La duna Big Daddy en Sossusvlei es fin de trayecto, la terminación nerviosa del cauce seco del Tsauchab que inerva el desierto del Namib hacia la costa para derramar las aguas que nacen y mueren en la arena, y esto ocurre sólo cuando la lluvia no se evapora antes de tocar el suelo. La dureza del paisaje es extrema hasta regresar a Little Kulala, nuestro campamento. Little Kulala está plantado en esa esterilidad de la nada namibia como un dardo en un mapamundi. Cuando uno lo ve aparecer bailando sobre el horizonte, es difícil presagiar la calidez humana que impregnan a aquel páramo el propietario italiano Gianpietro Olivotto –Pepe, afirma saludando con mano extendida– y su mujer germano-namibia, Tinka. La niña, Alice (pronúnciese con fonética italiana, “Aliche”) es un cuerpecito diplomático de 3 años en este lugar apartado, y el antídoto perfecto para cualquier huésped tentado de esgrimir ínfulas de cosmopolitismo capitalino: habla italiano con su padre, alemán con su madre, afrikaans e inglés con los huéspedes, y nama con la niñera que trata de contener la estampida perpetua de una niña que crece libre.

El campamento colma los sueños de cualquier expedicionario y supera a todos esos lodges con bosquecillo. Las cabañas, ocho solamente, están amuebladas al detalle y respiran a través de cortinajes de muselina en colores claros que alivian el calor cuando flotan con la brisa. La piscina y los salones se inspiran en el minimalismo manierista del paisaje, un absurdo conceptual expresado en la imagen de la acacia solitaria, nudosa y violentamente torturada contra el telón plano de la arena. Desde la terraza común, con un cocktail en la mano que aparece por prestidigitación –el personal es, de tan discreto, más que personal, íntimo–, uno se hunde en la silla para disfrutar de ese nihilismo paisajístico y dejarse atropellar salvajemente por la nada.

El vuelo en globo forma parte de nuestro plan. Los dos aerostatos se elevan sobre las llanuras vacías antes de la aurora. Hervé, uno de los pilotos, es un Cocodrilo Dundee belga que abre las botellas de champán con un machete para impresionar a las damas, y ciertamente en lugar tan despoblado no es difícil ser el más chulo, aunque Hervé se asegura de que no quepan dudas. Su colega, Thierry, gobierna nuestra aeronave con más discreción, al pairo de un viento suave que no sentimos porque vamos exactamente montados sobre él.
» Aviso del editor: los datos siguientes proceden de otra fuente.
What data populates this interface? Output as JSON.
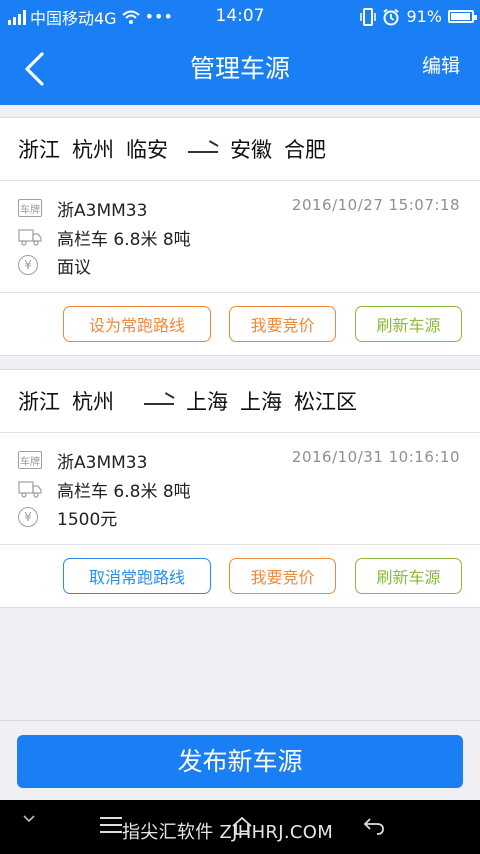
{
  "status_bar": {
    "carrier": "中国移动4G",
    "more": "•••",
    "time": "14:07",
    "battery": "91%"
  },
  "header": {
    "title": "管理车源",
    "edit_label": "编辑"
  },
  "cards": [
    {
      "origin": [
        "浙江",
        "杭州",
        "临安"
      ],
      "destination": [
        "安徽",
        "合肥"
      ],
      "plate": "浙A3MM33",
      "datetime": "2016/10/27   15:07:18",
      "vehicle": "高栏车  6.8米  8吨",
      "price": "面议",
      "buttons": {
        "route_toggle": "设为常跑路线",
        "bid": "我要竞价",
        "refresh": "刷新车源"
      }
    },
    {
      "origin": [
        "浙江",
        "杭州"
      ],
      "destination": [
        "上海",
        "上海",
        "松江区"
      ],
      "plate": "浙A3MM33",
      "datetime": "2016/10/31   10:16:10",
      "vehicle": "高栏车  6.8米  8吨",
      "price": "1500元",
      "buttons": {
        "route_toggle": "取消常跑路线",
        "bid": "我要竞价",
        "refresh": "刷新车源"
      }
    }
  ],
  "icons": {
    "plate_icon_text": "车牌",
    "yuan_icon_text": "¥"
  },
  "publish_label": "发布新车源",
  "system_bar": {
    "watermark": "指尖汇软件 ZJHHRJ.COM"
  },
  "colors": {
    "primary": "#1a7ef5",
    "orange": "#f08a3a",
    "green": "#8cba3c",
    "blue_outline": "#2c8de9"
  }
}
Desde la cesta, es el suelo distante el que se mueve, un baile de luces que corre callado bajo nuestros ojos, dibujando un fresco de llamas encendidas que se parten en el dintel afilado de cada duna.

Uno se acostumbra a aquella cadencia, a la filosofía del oryx errante que aparece como si lo montara un jinete invisible en la eterna travesía que comienza en ninguna parte sin intención de llegar nunca. El oryx tiene mucho tiempo para pensar y nada en qué pensar. O sí. Pienso en la noche desde mi cama al raso, sobre el techo de la cabaña, mientras contemplo los cuerpos celestes, la alfombra de la noche estrellada, la nada infinita del espacio desde la nada infinita de Namibia.